BRAFA 2024

Brussels Expo/ Heysel, 28 January - 4 February 2024 

Galerie Jean-François Cazeau, located in the Marais district of Paris since 2009, builds bridges between the Modern Masters and post-war art on both sides of the Atlantic, while opening up to contemporary art.
This year, in its sixth year at BRAFA, the gallery presents an exhibition that highlights the links between the avant-gardes of the first part of the twentieth century and Post-War art, while remaining true to its characteristic eclecticism.
The presentation contrasts the beginnings of geometic and orphic abstraction, and the lyrical abstraction of the post-war period, which grew out of these movements. Initially, the gallery highlights artists who may have inspired the European Post-War movement, such as André Masson, Serge Charchoune, Fernand Léger and Auguste Herbin. A special focus is placed on surrealism, a movement that would later inspire abstraction, and in particular the works of André Masson, creator of automatic drawing. To celebrate the centenary of the birth of Surrealism, the gallery has brought together several works, from Delvaux to Max Ernst and André Masson. One of the key works in the show, André Masson's La Ville abandonnée, a large Cubist drawing once belonging to Messens, a leader of Belgian Surrealism, will subsequently be exhibited at the Palais des Beaux-Arts de Bruxelles, as part of the exhibition Histoire de ne pas rire. Surrealism in Belgium.
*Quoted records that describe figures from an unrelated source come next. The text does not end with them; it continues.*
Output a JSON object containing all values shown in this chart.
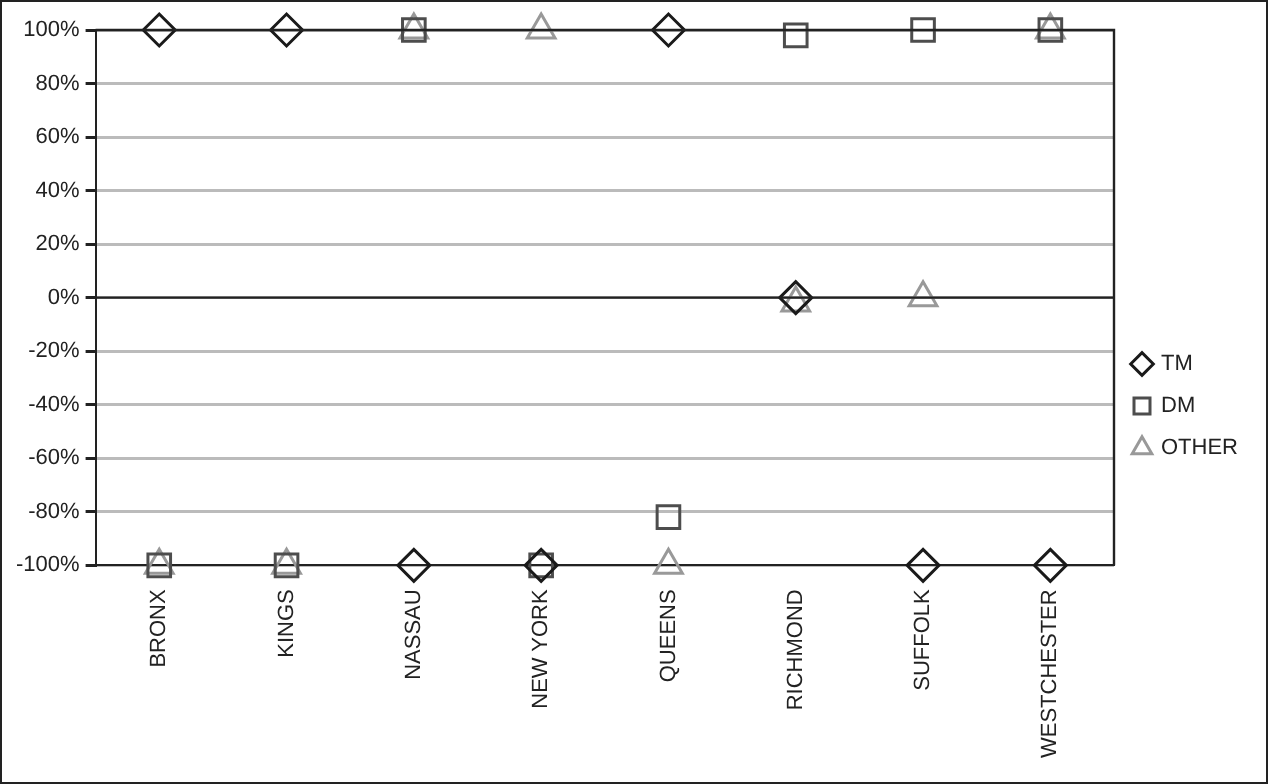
{
  "chart_data": {
    "type": "scatter",
    "categories": [
      "BRONX",
      "KINGS",
      "NASSAU",
      "NEW YORK",
      "QUEENS",
      "RICHMOND",
      "SUFFOLK",
      "WESTCHESTER"
    ],
    "series": [
      {
        "name": "TM",
        "color": "#1a1a1a",
        "marker": "diamond",
        "values": [
          100,
          100,
          -100,
          -100,
          100,
          0,
          -100,
          -100
        ]
      },
      {
        "name": "DM",
        "color": "#4d4d4d",
        "marker": "square",
        "values": [
          -100,
          -100,
          100,
          -100,
          -82,
          98,
          100,
          100
        ]
      },
      {
        "name": "OTHER",
        "color": "#999999",
        "marker": "triangle",
        "values": [
          -100,
          -100,
          100,
          100,
          -100,
          -2,
          0,
          100
        ]
      }
    ],
    "ylim": [
      -100,
      100
    ],
    "yticks": [
      {
        "value": -100,
        "label": "-100%"
      },
      {
        "value": -80,
        "label": "-80%"
      },
      {
        "value": -60,
        "label": "-60%"
      },
      {
        "value": -40,
        "label": "-40%"
      },
      {
        "value": -20,
        "label": "-20%"
      },
      {
        "value": 0,
        "label": "0%"
      },
      {
        "value": 20,
        "label": "20%"
      },
      {
        "value": 40,
        "label": "40%"
      },
      {
        "value": 60,
        "label": "60%"
      },
      {
        "value": 80,
        "label": "80%"
      },
      {
        "value": 100,
        "label": "100%"
      }
    ],
    "grid": "y",
    "legend": "right"
  }
}
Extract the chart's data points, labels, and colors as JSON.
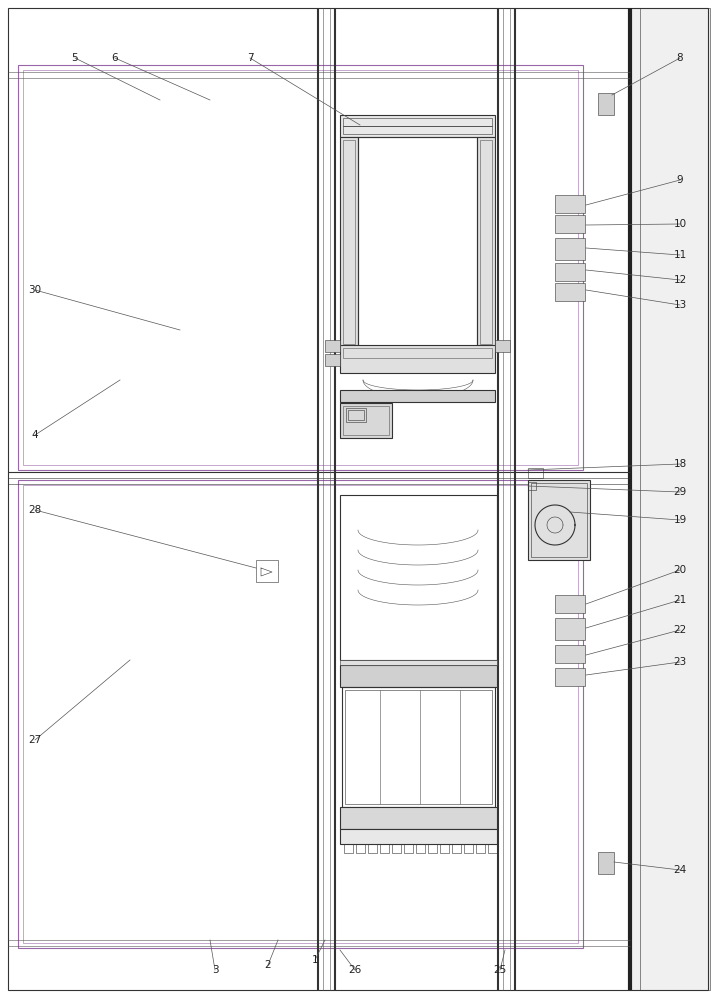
{
  "bg_color": "#ffffff",
  "line_color": "#555555",
  "dark_color": "#333333",
  "thin": 0.4,
  "med": 0.8,
  "thick": 1.5,
  "vthick": 3.0,
  "purple_color": "#9966aa",
  "figsize": [
    7.18,
    10.0
  ],
  "dpi": 100
}
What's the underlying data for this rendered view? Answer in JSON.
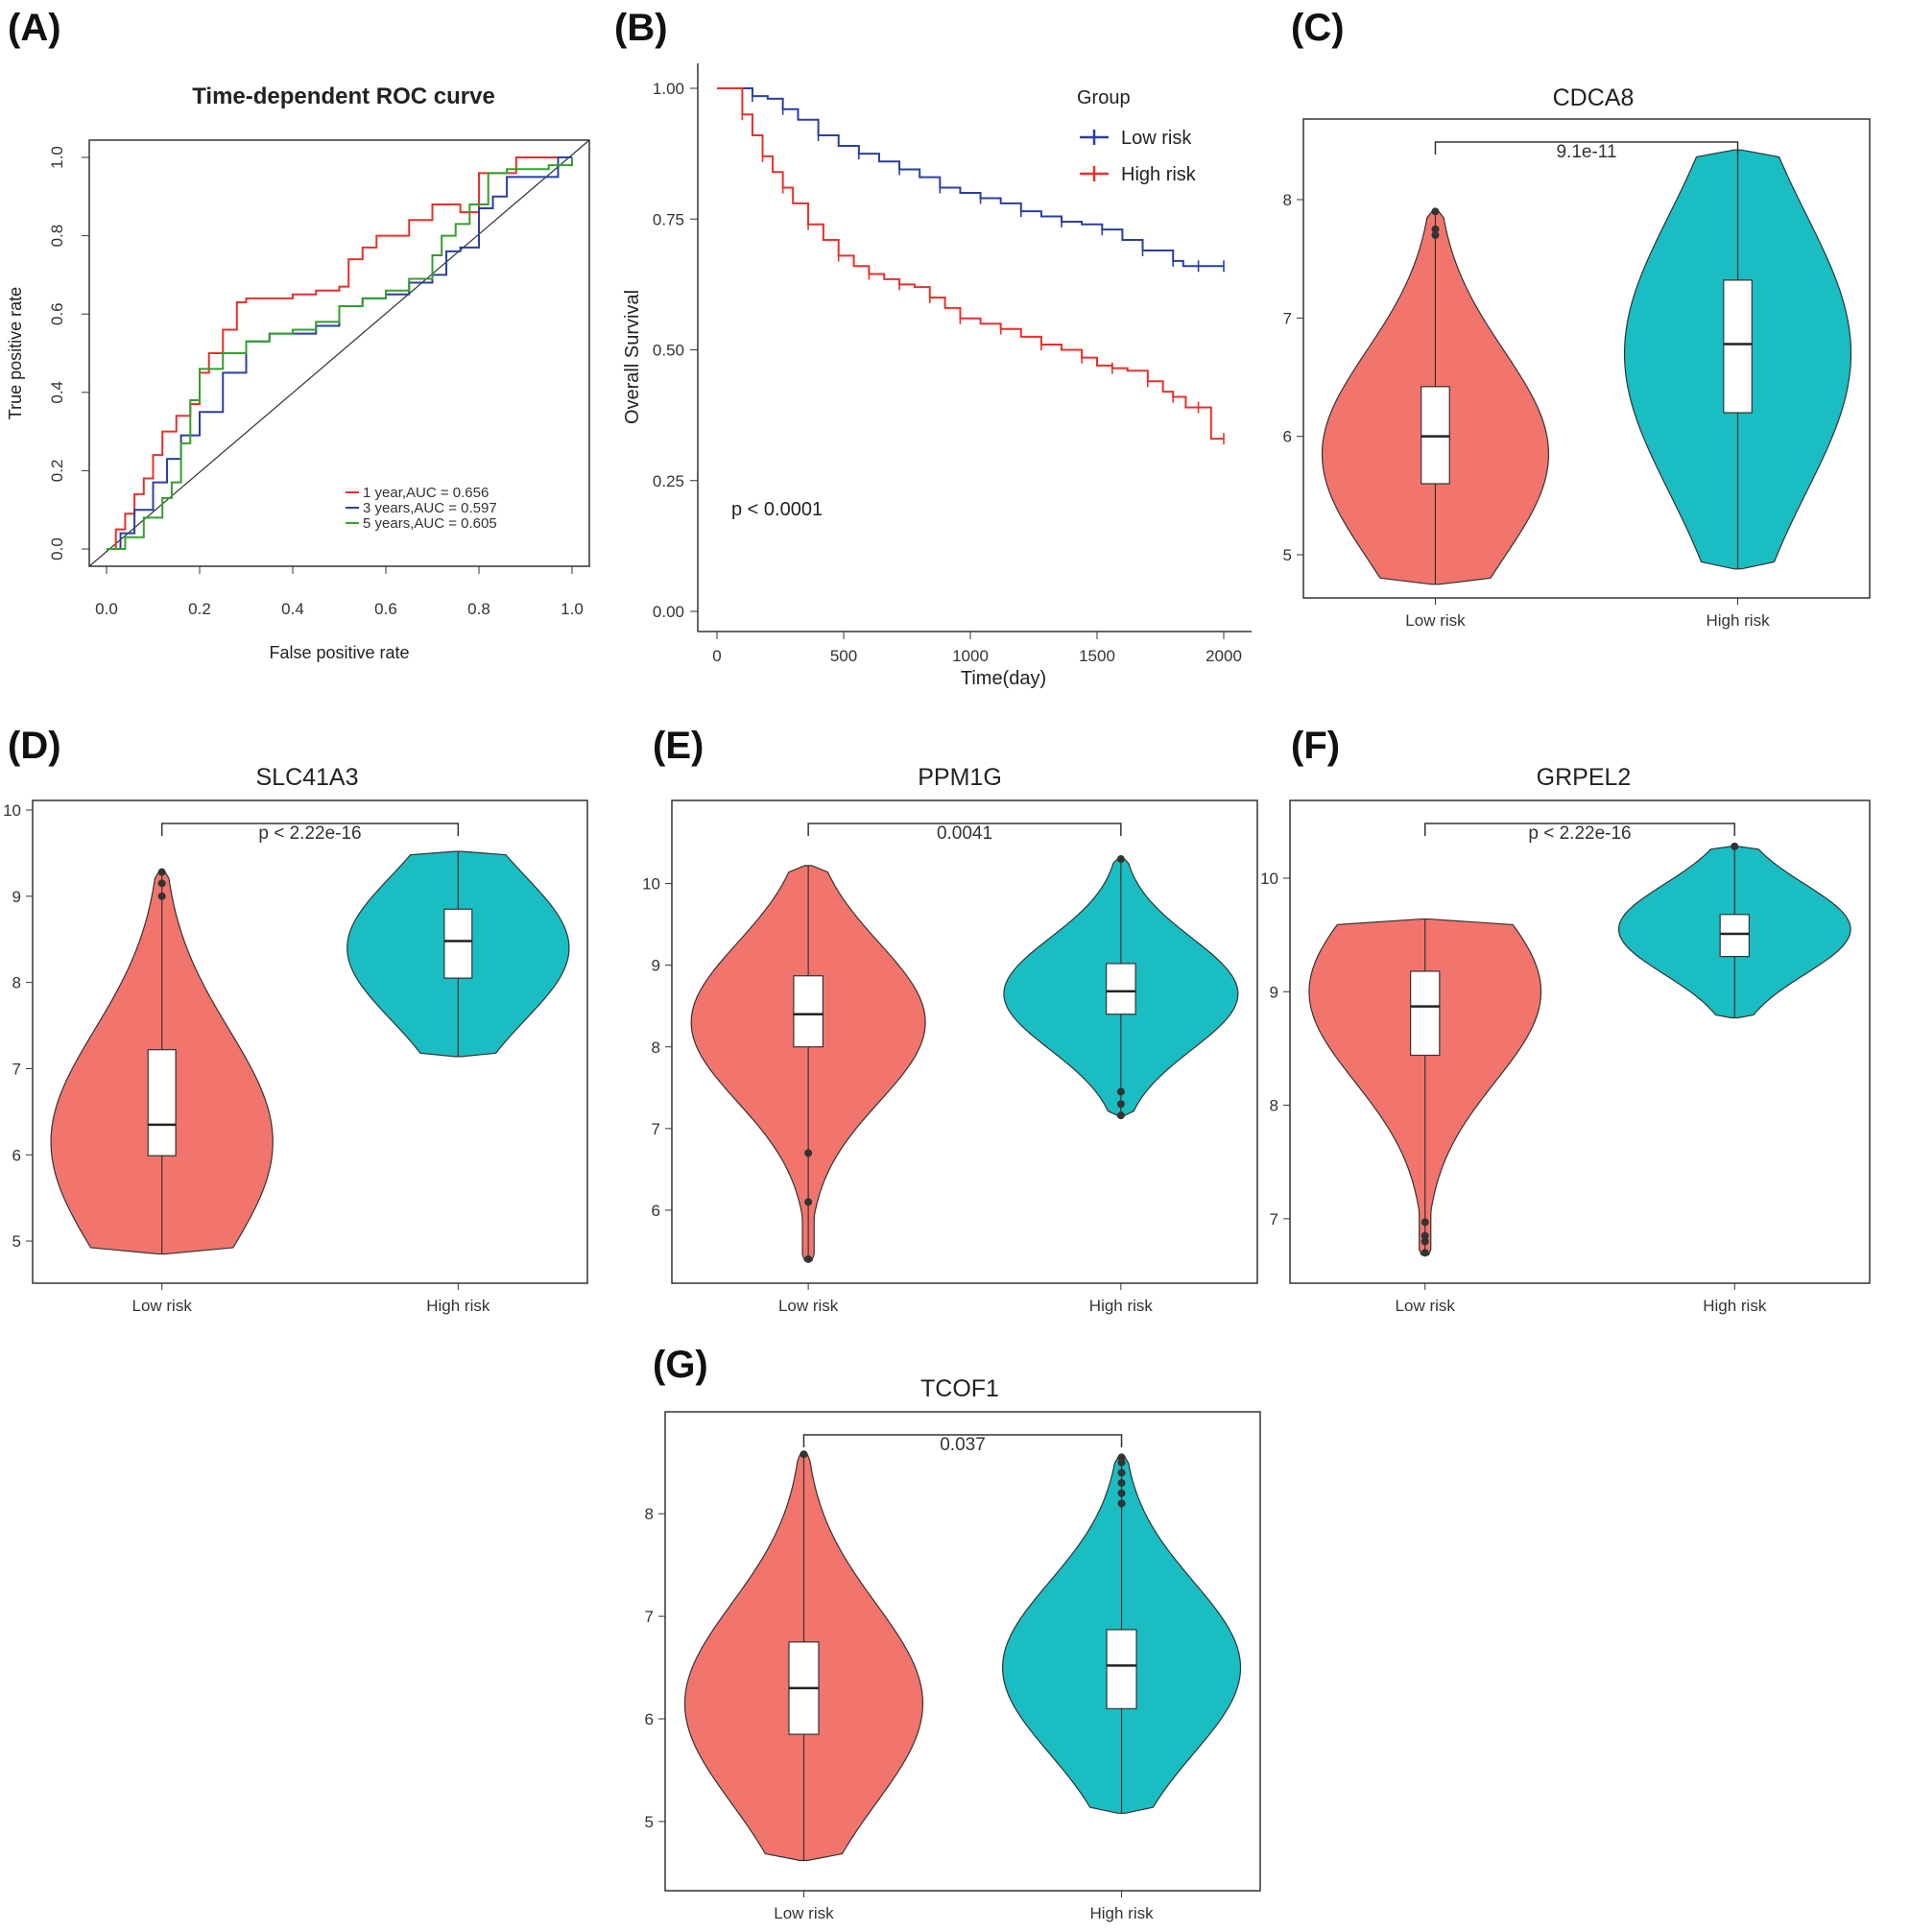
{
  "chart_data": [
    {
      "panel": "(A)",
      "type": "line",
      "title": "Time-dependent ROC curve",
      "xlabel": "False positive rate",
      "ylabel": "True positive rate",
      "xlim": [
        0,
        1
      ],
      "ylim": [
        0,
        1
      ],
      "xticks": [
        "0.0",
        "0.2",
        "0.4",
        "0.6",
        "0.8",
        "1.0"
      ],
      "yticks": [
        "0.0",
        "0.2",
        "0.4",
        "0.6",
        "0.8",
        "1.0"
      ],
      "legend_position": "bottom-right",
      "series": [
        {
          "name": "1 year,AUC = 0.656",
          "color": "#e8312a",
          "x": [
            0,
            0.02,
            0.04,
            0.06,
            0.08,
            0.1,
            0.12,
            0.15,
            0.18,
            0.2,
            0.22,
            0.25,
            0.28,
            0.3,
            0.33,
            0.35,
            0.4,
            0.45,
            0.5,
            0.52,
            0.55,
            0.58,
            0.6,
            0.65,
            0.7,
            0.72,
            0.76,
            0.8,
            0.83,
            0.88,
            0.92,
            0.96,
            1.0
          ],
          "y": [
            0,
            0.05,
            0.09,
            0.14,
            0.18,
            0.24,
            0.3,
            0.34,
            0.37,
            0.45,
            0.5,
            0.56,
            0.63,
            0.64,
            0.64,
            0.64,
            0.65,
            0.66,
            0.67,
            0.74,
            0.77,
            0.8,
            0.8,
            0.84,
            0.88,
            0.88,
            0.86,
            0.96,
            0.96,
            1.0,
            1.0,
            1.0,
            1.0
          ]
        },
        {
          "name": "3 years,AUC = 0.597",
          "color": "#2b3fa0",
          "x": [
            0,
            0.03,
            0.06,
            0.1,
            0.13,
            0.16,
            0.2,
            0.25,
            0.3,
            0.35,
            0.4,
            0.45,
            0.5,
            0.55,
            0.6,
            0.65,
            0.7,
            0.73,
            0.76,
            0.8,
            0.83,
            0.86,
            0.9,
            0.95,
            0.97,
            1.0
          ],
          "y": [
            0,
            0.04,
            0.1,
            0.17,
            0.23,
            0.29,
            0.35,
            0.45,
            0.53,
            0.55,
            0.55,
            0.57,
            0.62,
            0.64,
            0.65,
            0.68,
            0.7,
            0.76,
            0.77,
            0.87,
            0.9,
            0.95,
            0.95,
            0.95,
            1.0,
            1.0
          ]
        },
        {
          "name": "5 years,AUC = 0.605",
          "color": "#33a02c",
          "x": [
            0,
            0.04,
            0.08,
            0.12,
            0.14,
            0.16,
            0.18,
            0.2,
            0.25,
            0.3,
            0.35,
            0.4,
            0.45,
            0.5,
            0.55,
            0.6,
            0.65,
            0.7,
            0.72,
            0.75,
            0.78,
            0.82,
            0.86,
            0.9,
            0.95,
            1.0
          ],
          "y": [
            0,
            0.03,
            0.08,
            0.13,
            0.17,
            0.27,
            0.38,
            0.46,
            0.5,
            0.53,
            0.55,
            0.56,
            0.58,
            0.62,
            0.64,
            0.66,
            0.69,
            0.75,
            0.8,
            0.83,
            0.88,
            0.96,
            0.97,
            0.97,
            0.98,
            1.0
          ]
        }
      ]
    },
    {
      "panel": "(B)",
      "type": "line",
      "title": "",
      "xlabel": "Time(day)",
      "ylabel": "Overall Survival",
      "xlim": [
        0,
        2000
      ],
      "ylim": [
        0,
        1
      ],
      "xticks": [
        "0",
        "500",
        "1000",
        "1500",
        "2000"
      ],
      "yticks": [
        "0.00",
        "0.25",
        "0.50",
        "0.75",
        "1.00"
      ],
      "legend_title": "Group",
      "legend_position": "top-right",
      "annotation": "p < 0.0001",
      "series": [
        {
          "name": "Low risk",
          "color": "#2b3fa0",
          "x": [
            0,
            80,
            140,
            200,
            260,
            320,
            400,
            480,
            560,
            640,
            720,
            800,
            880,
            960,
            1040,
            1120,
            1200,
            1280,
            1360,
            1440,
            1520,
            1600,
            1680,
            1760,
            1800,
            1840,
            1900,
            1960,
            2000
          ],
          "y": [
            1.0,
            1.0,
            0.985,
            0.98,
            0.96,
            0.94,
            0.91,
            0.89,
            0.875,
            0.86,
            0.845,
            0.83,
            0.81,
            0.8,
            0.79,
            0.78,
            0.765,
            0.755,
            0.745,
            0.74,
            0.73,
            0.71,
            0.69,
            0.69,
            0.67,
            0.66,
            0.66,
            0.66,
            0.66
          ]
        },
        {
          "name": "High risk",
          "color": "#e8312a",
          "x": [
            0,
            60,
            100,
            140,
            180,
            220,
            260,
            300,
            360,
            420,
            480,
            540,
            600,
            660,
            720,
            780,
            840,
            900,
            960,
            1040,
            1120,
            1200,
            1280,
            1360,
            1440,
            1500,
            1560,
            1620,
            1700,
            1760,
            1800,
            1850,
            1900,
            1950,
            2000
          ],
          "y": [
            1.0,
            1.0,
            0.95,
            0.91,
            0.87,
            0.84,
            0.81,
            0.78,
            0.74,
            0.71,
            0.68,
            0.66,
            0.645,
            0.635,
            0.625,
            0.62,
            0.6,
            0.58,
            0.56,
            0.55,
            0.54,
            0.525,
            0.51,
            0.5,
            0.485,
            0.47,
            0.465,
            0.46,
            0.44,
            0.42,
            0.41,
            0.39,
            0.39,
            0.33,
            0.33
          ]
        }
      ]
    },
    {
      "panel": "(C)",
      "type": "violin",
      "title": "CDCA8",
      "pvalue": "9.1e-11",
      "ylim": [
        4.7,
        8.6
      ],
      "yticks": [
        5,
        6,
        7,
        8
      ],
      "categories": [
        "Low risk",
        "High risk"
      ],
      "groups": [
        {
          "name": "Low risk",
          "color": "#f1756c",
          "min": 4.75,
          "q1": 5.6,
          "median": 6.0,
          "q3": 6.42,
          "max": 7.9,
          "outliers": [
            7.7,
            7.75,
            7.9
          ],
          "peak": 5.85
        },
        {
          "name": "High risk",
          "color": "#19bdc2",
          "min": 4.88,
          "q1": 6.2,
          "median": 6.78,
          "q3": 7.32,
          "max": 8.42,
          "outliers": [],
          "peak": 6.7
        }
      ]
    },
    {
      "panel": "(D)",
      "type": "violin",
      "title": "SLC41A3",
      "pvalue": "p < 2.22e-16",
      "ylim": [
        4.6,
        10.0
      ],
      "yticks": [
        5,
        6,
        7,
        8,
        9,
        10
      ],
      "categories": [
        "Low risk",
        "High risk"
      ],
      "groups": [
        {
          "name": "Low risk",
          "color": "#f1756c",
          "min": 4.85,
          "q1": 5.99,
          "median": 6.35,
          "q3": 7.22,
          "max": 9.28,
          "outliers": [
            9.0,
            9.15,
            9.28
          ],
          "peak": 6.15
        },
        {
          "name": "High risk",
          "color": "#19bdc2",
          "min": 7.14,
          "q1": 8.05,
          "median": 8.48,
          "q3": 8.85,
          "max": 9.52,
          "outliers": [],
          "peak": 8.4
        }
      ]
    },
    {
      "panel": "(E)",
      "type": "violin",
      "title": "PPM1G",
      "pvalue": "0.0041",
      "ylim": [
        5.2,
        10.9
      ],
      "yticks": [
        6,
        7,
        8,
        9,
        10
      ],
      "categories": [
        "Low risk",
        "High risk"
      ],
      "groups": [
        {
          "name": "Low risk",
          "color": "#f1756c",
          "min": 5.38,
          "q1": 8.0,
          "median": 8.4,
          "q3": 8.87,
          "max": 10.22,
          "outliers": [
            5.4,
            6.1,
            6.7
          ],
          "peak": 8.3
        },
        {
          "name": "High risk",
          "color": "#19bdc2",
          "min": 7.16,
          "q1": 8.4,
          "median": 8.68,
          "q3": 9.02,
          "max": 10.3,
          "outliers": [
            7.16,
            7.3,
            7.45,
            10.3
          ],
          "peak": 8.65
        }
      ]
    },
    {
      "panel": "(F)",
      "type": "violin",
      "title": "GRPEL2",
      "pvalue": "p < 2.22e-16",
      "ylim": [
        6.5,
        10.6
      ],
      "yticks": [
        7,
        8,
        9,
        10
      ],
      "categories": [
        "Low risk",
        "High risk"
      ],
      "groups": [
        {
          "name": "Low risk",
          "color": "#f1756c",
          "min": 6.68,
          "q1": 8.44,
          "median": 8.87,
          "q3": 9.18,
          "max": 9.64,
          "outliers": [
            6.7,
            6.8,
            6.85,
            6.97
          ],
          "peak": 9.0
        },
        {
          "name": "High risk",
          "color": "#19bdc2",
          "min": 8.77,
          "q1": 9.31,
          "median": 9.51,
          "q3": 9.68,
          "max": 10.28,
          "outliers": [
            10.28
          ],
          "peak": 9.55
        }
      ]
    },
    {
      "panel": "(G)",
      "type": "violin",
      "title": "TCOF1",
      "pvalue": "0.037",
      "ylim": [
        4.4,
        8.9
      ],
      "yticks": [
        5,
        6,
        7,
        8
      ],
      "categories": [
        "Low risk",
        "High risk"
      ],
      "groups": [
        {
          "name": "Low risk",
          "color": "#f1756c",
          "min": 4.62,
          "q1": 5.85,
          "median": 6.3,
          "q3": 6.75,
          "max": 8.58,
          "outliers": [
            8.58
          ],
          "peak": 6.15
        },
        {
          "name": "High risk",
          "color": "#19bdc2",
          "min": 5.08,
          "q1": 6.1,
          "median": 6.52,
          "q3": 6.87,
          "max": 8.55,
          "outliers": [
            8.1,
            8.2,
            8.3,
            8.4,
            8.5,
            8.55
          ],
          "peak": 6.5
        }
      ]
    }
  ]
}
Surrealist photography is represented by the photomontages and photocollages of Pierre Jahan, one of the pioneers of French photography and a friend of Jean Cocteau.
Works by Pierre Soulages - who passed away last year - Serge Charchoune, Jean 
Fautrier, Hans Hartung and T'ang Haywen illustrate post-war lyrical abstraction. Two gouaches by Soulages show two different periods in the artist's career: the '50s and the '70s.
Paintings by Serge Charchoune, an artist who spanned the 20th century, from cubism to abstraction, confront the different visions of his work, from color to monochrome, but always focused on gesture.
T'ang Haywen's highly poetic inks continue the great tradition of Chinese ink painting. The Musée Guimet will devote a retrospective to the artist in spring 2024, highlighting the work of this great master of ink, which the gallery will also be exhibiting from June 1 to July 31, 2024.